Facilitators’ tasks include: 

  • reading and understanding the resource materials provided by the curator;
  • arriving at the discussion venue or joining the virtual discussion platform before participants to greet and welcome them;
  • encouraging participants to introduce themselves to each other;
  • explaining to participants what’s expected of them during the discussion;
  • observing participants during the discussion to ensure a safe space;
  • keeping the discussion moving forward in a timely manner;
  • stimulating exchanges, as necessary; and curbing those who are dominating;
  • keeping group members focused, inclusive, and empathetic;
    completing the facilitator discussion group form; and
  • reporting back to the curator on the themes discussed in break-out discussion groups.


Local Dialogue participants are expected to listen to each other and be open to the co-existence of divergent points of view. Participants are invited to Local Dialogues by the convener or, if registration is open, conveners can be contacted directly through their dialogue event page (visit Explore Local Dialogues).

To foster robust discussion, Local Dialogues should include a wide range of stakeholders and points of view. This could mean including professionals working in direct service organizations, urban farmers, directly impacted individuals, healthcare providers, and many more. Participants can be from small, medium and large enterprises, community organizations, universities, schools, and more, and should include members of different stakeholder groups including women, youth, indigenous peoples, and immigrants.

Local Dialogues are carefully curated and facilitated to help participants explore convergences and differences.

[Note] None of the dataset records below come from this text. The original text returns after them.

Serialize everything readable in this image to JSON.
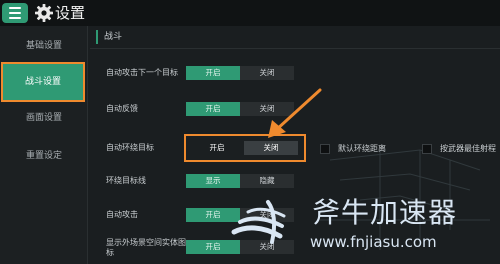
{
  "app": {
    "title": "设置"
  },
  "sidebar": {
    "items": [
      {
        "label": "基础设置",
        "active": false
      },
      {
        "label": "战斗设置",
        "active": true
      },
      {
        "label": "画面设置",
        "active": false
      },
      {
        "label": "重置设定",
        "active": false
      }
    ]
  },
  "section": {
    "title": "战斗"
  },
  "rows": [
    {
      "label": "自动攻击下一个目标",
      "on": "开启",
      "off": "关闭"
    },
    {
      "label": "自动反馈",
      "on": "开启",
      "off": "关闭"
    },
    {
      "label": "自动环绕目标",
      "on": "开启",
      "off": "关闭"
    },
    {
      "label": "环绕目标线",
      "on": "显示",
      "off": "隐藏"
    },
    {
      "label": "自动攻击",
      "on": "开启",
      "off": "关闭"
    },
    {
      "label": "显示外场景空间实体图标",
      "on": "开启",
      "off": "关闭"
    }
  ],
  "checkboxes": [
    {
      "label": "默认环绕距离"
    },
    {
      "label": "按武器最佳射程"
    }
  ],
  "watermark": {
    "title": "斧牛加速器",
    "url": "www.fnjiasu.com"
  },
  "colors": {
    "accent": "#2f9a74",
    "highlight": "#ef8a2e"
  }
}
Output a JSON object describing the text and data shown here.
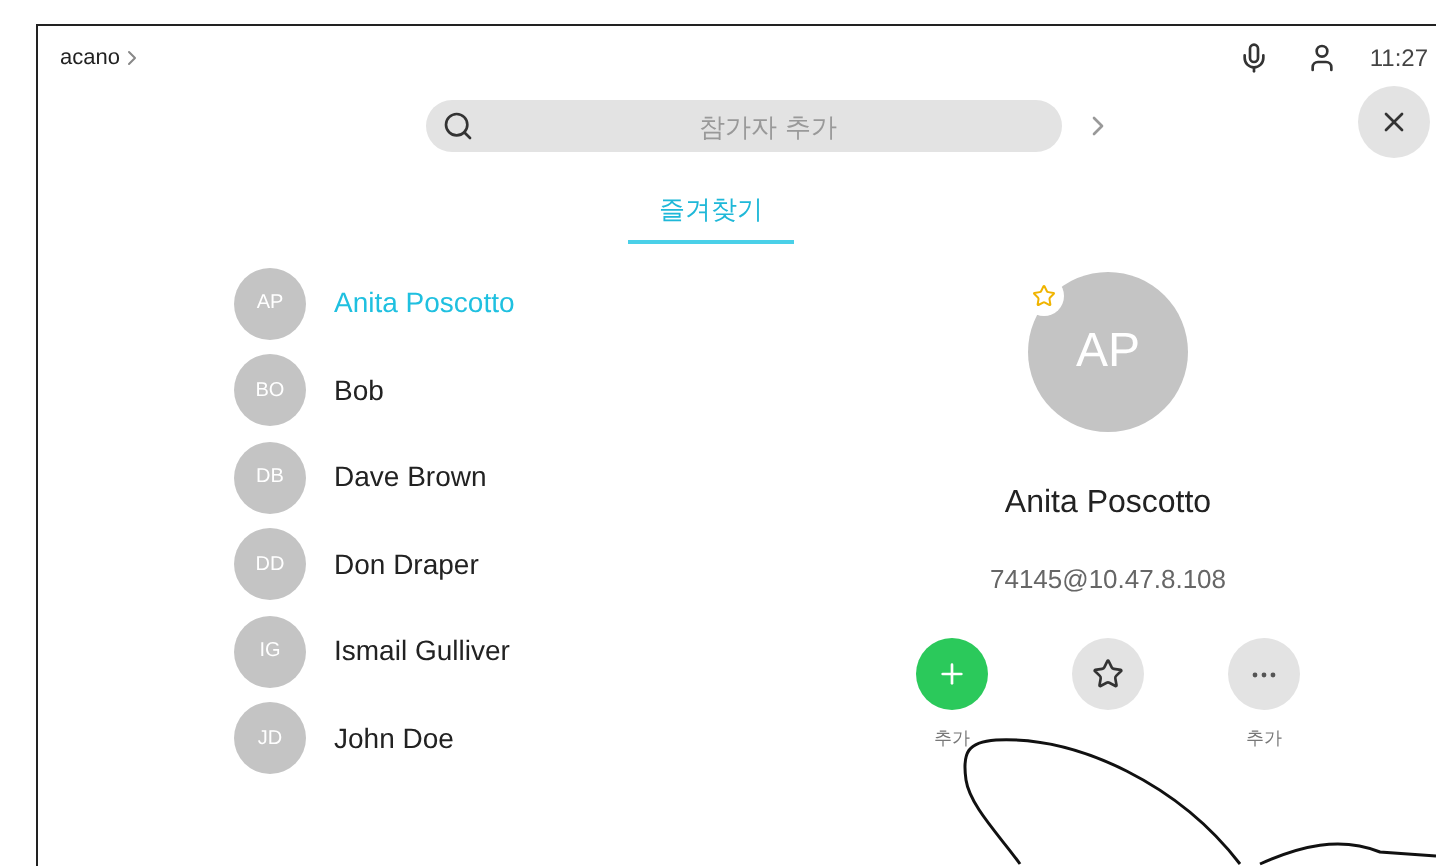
{
  "status_bar": {
    "system_name": "acano",
    "time": "11:27"
  },
  "search": {
    "placeholder": "참가자 추가"
  },
  "tabs": [
    {
      "label": "즐겨찾기",
      "selected": true
    }
  ],
  "contacts": [
    {
      "initials": "AP",
      "name": "Anita Poscotto",
      "selected": true
    },
    {
      "initials": "BO",
      "name": "Bob",
      "selected": false
    },
    {
      "initials": "DB",
      "name": "Dave Brown",
      "selected": false
    },
    {
      "initials": "DD",
      "name": "Don Draper",
      "selected": false
    },
    {
      "initials": "IG",
      "name": "Ismail Gulliver",
      "selected": false
    },
    {
      "initials": "JD",
      "name": "John Doe",
      "selected": false
    }
  ],
  "detail": {
    "initials": "AP",
    "favorite": true,
    "name": "Anita Poscotto",
    "address": "74145@10.47.8.108",
    "actions": [
      {
        "kind": "call",
        "label": "추가"
      },
      {
        "kind": "favorite"
      },
      {
        "kind": "more",
        "label": "추가"
      }
    ]
  }
}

By the end of the Local Dialogue, participants will have identified the practices and policies that will have the greatest impact on strengthening both their local food systems, as well as the national approach to food policy.

Participants should come prepared to: 

  • listen to each other;
  • welcome diverse perspectives;
  • seek out new connections;
  • explore both synergy and divergence within the conversation;
  • collaborate to identify promising courses of action for reducing hunger and malnutrition; and
  • debate the potential impacts of different strategies.

Prior to the date of the scheduled dialogue, participants are also asked to complete an attendance form and submit it to the dialogue convener.

Standard Run-of-Show

The standard run-of-show of a Local Dialogue includes three core elements:

  1. Opening Remarks to frame the focus of the Dialogue.
  2. Discussion – either as a full-group or in smaller break-out groups.
  3. Closing Remarks to highlight the overall discussion themes.

The recommended duration of a Local Dialogue is 60 – 90 minutes (with at least 30 minutes for the discussion session) and we recommend having between 15 and 50 participants; however, the number of participants can be higher when hosting virtual/national dialogues.

If break-out discussion groups are used, we recommend having 8-10 participants in each group (not including a facilitator and note-taker).